IFFAH IESA AND KATE POCKLINGTON, authors of A Whale Out Of Water: The Salvage Of Singapore's Sperm Whale, on finding plastic cups in the gut of the whale.
"The 50th year of Independence, 2015, was marked by the return of the Singapore whale," wrote Professor Tommy Koh, chairman of the museum's advisory board, in the foreword.
"Unlike the whale of 1892, this whale was actually found in Singapore's territorial waters."
He was referring to a 12.8m Indian fin whale that had been found in Malaysia. It was hung at the old National Museum in Stamford Road from 1907 to 1974 before it was given to Malaysia.
The 155-page book, titled A Whale Out Of Water: The Salvage Of Singapore's Sperm Whale, details how the whale was found, scientific discoveries arising from the carcass, and how museum staff worked round the clock to preserve its skeleton.

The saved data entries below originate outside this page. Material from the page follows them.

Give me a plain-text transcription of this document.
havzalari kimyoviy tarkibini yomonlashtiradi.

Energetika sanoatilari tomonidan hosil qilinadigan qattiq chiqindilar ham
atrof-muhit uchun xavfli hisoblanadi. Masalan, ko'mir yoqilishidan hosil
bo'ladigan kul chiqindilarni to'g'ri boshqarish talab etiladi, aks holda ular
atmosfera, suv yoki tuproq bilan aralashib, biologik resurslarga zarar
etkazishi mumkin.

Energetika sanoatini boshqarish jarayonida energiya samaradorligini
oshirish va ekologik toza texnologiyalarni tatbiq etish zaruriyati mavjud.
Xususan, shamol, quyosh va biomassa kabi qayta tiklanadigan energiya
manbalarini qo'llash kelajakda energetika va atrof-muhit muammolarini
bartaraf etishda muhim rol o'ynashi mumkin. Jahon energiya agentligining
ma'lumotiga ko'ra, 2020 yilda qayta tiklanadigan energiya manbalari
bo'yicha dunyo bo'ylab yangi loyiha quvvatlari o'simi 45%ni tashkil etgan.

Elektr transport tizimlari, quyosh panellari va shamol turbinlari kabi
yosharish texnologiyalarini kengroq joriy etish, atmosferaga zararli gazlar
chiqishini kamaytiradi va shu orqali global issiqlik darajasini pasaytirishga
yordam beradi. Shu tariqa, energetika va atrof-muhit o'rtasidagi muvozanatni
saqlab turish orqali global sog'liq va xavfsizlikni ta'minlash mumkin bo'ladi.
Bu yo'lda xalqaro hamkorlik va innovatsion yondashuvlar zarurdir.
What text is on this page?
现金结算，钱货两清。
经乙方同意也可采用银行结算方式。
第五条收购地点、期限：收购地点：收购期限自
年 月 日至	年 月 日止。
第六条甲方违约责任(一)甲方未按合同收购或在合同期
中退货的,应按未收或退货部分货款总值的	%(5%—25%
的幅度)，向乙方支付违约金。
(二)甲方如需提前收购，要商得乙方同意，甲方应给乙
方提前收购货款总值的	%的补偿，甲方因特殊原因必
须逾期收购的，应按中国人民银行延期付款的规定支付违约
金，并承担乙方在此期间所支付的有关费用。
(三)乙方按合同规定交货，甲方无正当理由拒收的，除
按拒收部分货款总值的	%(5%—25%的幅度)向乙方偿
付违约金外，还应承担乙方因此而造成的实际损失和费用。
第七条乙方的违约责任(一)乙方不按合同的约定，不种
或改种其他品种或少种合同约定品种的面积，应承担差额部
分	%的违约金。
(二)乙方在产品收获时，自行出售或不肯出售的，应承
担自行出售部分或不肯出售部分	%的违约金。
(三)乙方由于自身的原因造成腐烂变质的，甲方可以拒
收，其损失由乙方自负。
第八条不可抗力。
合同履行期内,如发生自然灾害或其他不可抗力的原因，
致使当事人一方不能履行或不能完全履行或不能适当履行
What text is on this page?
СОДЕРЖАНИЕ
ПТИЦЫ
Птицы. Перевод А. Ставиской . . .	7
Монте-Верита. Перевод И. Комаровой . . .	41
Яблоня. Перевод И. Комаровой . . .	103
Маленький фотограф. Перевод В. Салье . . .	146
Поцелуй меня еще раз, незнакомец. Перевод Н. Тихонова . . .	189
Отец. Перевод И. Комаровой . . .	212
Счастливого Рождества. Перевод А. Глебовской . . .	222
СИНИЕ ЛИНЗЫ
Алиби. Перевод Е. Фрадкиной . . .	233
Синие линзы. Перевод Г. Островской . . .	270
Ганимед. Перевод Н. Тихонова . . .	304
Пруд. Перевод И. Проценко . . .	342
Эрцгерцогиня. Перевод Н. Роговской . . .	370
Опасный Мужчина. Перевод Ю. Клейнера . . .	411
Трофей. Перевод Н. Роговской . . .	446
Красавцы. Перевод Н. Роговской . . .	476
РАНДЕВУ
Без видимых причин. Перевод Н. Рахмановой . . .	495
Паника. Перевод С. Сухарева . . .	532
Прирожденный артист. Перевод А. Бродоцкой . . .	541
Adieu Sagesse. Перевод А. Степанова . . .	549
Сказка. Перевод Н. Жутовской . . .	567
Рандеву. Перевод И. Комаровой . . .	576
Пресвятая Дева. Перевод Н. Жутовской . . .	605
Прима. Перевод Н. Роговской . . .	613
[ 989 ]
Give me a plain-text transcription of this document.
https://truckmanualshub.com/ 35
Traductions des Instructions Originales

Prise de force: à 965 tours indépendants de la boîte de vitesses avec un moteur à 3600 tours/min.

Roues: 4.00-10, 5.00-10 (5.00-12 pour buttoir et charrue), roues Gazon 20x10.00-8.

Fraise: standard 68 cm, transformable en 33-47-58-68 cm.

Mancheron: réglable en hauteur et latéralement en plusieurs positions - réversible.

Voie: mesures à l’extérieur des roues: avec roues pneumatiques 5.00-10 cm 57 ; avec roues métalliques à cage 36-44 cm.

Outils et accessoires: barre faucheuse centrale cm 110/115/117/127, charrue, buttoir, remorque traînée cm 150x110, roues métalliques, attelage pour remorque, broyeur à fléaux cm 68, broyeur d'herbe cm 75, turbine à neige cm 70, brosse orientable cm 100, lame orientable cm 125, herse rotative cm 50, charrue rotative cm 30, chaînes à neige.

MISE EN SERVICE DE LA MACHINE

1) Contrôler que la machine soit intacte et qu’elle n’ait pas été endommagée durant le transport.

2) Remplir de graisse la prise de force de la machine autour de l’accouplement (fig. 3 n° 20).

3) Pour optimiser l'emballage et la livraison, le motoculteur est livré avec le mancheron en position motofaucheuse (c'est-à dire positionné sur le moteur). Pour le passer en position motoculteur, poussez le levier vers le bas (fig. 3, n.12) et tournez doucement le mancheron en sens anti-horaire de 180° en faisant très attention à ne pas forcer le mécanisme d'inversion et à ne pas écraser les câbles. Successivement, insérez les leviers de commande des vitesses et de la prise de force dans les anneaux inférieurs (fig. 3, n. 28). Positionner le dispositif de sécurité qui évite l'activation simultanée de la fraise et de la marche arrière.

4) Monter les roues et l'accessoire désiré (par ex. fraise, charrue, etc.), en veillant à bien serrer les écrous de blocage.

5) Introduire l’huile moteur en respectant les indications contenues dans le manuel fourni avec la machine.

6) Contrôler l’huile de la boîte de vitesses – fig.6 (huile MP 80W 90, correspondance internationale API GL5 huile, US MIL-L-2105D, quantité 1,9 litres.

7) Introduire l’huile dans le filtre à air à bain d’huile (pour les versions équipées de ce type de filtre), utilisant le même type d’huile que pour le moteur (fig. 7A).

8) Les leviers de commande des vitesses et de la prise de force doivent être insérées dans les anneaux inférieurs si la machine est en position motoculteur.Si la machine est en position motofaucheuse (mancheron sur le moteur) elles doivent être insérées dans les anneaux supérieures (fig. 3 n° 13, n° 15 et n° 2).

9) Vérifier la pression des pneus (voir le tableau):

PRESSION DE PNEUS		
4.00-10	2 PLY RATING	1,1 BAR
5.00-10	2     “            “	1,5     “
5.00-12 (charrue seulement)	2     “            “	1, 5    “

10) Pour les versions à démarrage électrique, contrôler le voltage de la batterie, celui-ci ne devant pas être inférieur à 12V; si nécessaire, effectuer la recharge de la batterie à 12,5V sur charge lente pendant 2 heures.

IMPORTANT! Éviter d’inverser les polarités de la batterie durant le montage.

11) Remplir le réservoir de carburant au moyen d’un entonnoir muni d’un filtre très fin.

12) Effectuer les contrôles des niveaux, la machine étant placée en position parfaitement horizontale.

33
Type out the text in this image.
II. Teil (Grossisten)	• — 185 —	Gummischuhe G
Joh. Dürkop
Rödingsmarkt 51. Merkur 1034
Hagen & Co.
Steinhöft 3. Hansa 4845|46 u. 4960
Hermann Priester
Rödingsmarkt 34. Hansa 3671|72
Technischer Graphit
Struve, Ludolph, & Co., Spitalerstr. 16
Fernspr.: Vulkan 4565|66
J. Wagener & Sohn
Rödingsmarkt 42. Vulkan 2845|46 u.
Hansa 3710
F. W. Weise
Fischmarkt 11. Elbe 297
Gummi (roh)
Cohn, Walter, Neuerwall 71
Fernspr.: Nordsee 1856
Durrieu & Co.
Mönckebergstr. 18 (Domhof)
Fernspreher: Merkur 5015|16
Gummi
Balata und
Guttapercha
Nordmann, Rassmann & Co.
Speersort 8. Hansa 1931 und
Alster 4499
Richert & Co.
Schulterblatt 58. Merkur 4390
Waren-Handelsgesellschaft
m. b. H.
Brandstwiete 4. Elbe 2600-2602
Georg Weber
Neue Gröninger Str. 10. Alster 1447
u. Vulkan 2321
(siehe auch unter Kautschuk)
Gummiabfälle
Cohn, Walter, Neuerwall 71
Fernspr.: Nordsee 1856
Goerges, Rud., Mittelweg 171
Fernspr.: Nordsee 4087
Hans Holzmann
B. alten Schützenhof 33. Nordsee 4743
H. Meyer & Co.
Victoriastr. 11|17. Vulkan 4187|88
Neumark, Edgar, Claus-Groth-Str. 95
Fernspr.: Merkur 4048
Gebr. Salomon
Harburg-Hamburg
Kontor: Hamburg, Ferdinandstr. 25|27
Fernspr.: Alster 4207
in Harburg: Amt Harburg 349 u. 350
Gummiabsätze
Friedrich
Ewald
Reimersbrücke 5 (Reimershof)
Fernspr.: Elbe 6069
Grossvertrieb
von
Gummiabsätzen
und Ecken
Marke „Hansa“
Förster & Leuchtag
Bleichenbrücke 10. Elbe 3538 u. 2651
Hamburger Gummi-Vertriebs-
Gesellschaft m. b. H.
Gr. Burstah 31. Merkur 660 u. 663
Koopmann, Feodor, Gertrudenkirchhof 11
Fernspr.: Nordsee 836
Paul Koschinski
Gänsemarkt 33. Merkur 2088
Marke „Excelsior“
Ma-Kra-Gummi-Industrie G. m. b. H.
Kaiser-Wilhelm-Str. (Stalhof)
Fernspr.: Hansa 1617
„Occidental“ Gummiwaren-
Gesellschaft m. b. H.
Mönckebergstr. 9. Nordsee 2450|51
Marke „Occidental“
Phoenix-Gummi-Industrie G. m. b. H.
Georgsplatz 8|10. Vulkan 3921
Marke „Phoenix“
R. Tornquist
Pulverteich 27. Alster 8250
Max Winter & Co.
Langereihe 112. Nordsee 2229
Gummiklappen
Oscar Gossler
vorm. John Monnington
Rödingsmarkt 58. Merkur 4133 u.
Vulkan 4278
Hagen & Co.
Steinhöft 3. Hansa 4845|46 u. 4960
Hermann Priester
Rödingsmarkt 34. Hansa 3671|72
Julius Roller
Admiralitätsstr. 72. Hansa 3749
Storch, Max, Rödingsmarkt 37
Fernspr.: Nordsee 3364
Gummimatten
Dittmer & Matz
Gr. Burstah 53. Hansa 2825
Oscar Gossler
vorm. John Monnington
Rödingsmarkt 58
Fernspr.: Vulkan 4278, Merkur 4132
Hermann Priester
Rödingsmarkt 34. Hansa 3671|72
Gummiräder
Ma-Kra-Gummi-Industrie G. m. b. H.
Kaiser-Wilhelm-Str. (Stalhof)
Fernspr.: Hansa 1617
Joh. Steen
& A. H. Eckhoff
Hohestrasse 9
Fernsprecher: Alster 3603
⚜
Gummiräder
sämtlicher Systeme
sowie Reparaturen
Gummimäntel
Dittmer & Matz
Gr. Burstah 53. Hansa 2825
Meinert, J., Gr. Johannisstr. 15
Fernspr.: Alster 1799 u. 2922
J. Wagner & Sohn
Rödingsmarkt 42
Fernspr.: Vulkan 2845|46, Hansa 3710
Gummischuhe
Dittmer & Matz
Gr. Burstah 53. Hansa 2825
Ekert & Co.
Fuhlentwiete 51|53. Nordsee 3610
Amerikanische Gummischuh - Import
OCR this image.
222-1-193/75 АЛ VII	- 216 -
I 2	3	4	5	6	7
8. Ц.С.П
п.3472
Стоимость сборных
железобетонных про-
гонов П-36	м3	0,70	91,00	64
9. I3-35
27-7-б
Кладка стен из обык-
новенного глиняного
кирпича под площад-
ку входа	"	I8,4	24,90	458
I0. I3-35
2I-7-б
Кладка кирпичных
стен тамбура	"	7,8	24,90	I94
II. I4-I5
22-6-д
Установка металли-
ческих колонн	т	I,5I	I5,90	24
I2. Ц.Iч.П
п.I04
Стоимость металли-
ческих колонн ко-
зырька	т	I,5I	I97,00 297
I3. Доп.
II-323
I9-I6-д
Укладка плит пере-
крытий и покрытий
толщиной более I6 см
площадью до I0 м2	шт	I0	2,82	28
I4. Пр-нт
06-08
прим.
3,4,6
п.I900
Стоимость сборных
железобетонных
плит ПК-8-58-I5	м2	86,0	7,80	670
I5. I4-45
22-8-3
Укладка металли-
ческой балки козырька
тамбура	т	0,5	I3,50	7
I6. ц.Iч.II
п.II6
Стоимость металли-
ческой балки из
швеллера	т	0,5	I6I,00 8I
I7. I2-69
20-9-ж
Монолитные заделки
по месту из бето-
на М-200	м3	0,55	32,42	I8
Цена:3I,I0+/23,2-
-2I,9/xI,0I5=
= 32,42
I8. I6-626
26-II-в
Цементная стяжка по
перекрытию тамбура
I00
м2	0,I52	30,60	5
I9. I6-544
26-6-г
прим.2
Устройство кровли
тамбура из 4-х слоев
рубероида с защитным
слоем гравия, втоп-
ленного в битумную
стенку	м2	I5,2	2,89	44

One important discovery was what researchers found in the gut of the whale: Other than the remains of squids - a major part of its diet, they also found plastic cups.
"Mixed emotions were felt as we discovered both the astounding appetite of a whale and the devastation humans are causing to nature," wrote the authors, museum staff Iffah Iesa, 25, and Kate Pocklington, 30. "Among the thousands of indigestible squid beaks and eye lenses, was a collection of plastic wrappers and cups."
The book retails at the museum shop for $26. But from now till the end of this month, it will be sold at a promotional price of $16. Visitors can also view footage of the whale's dissection at the museum's new Out Of The Water exhibition.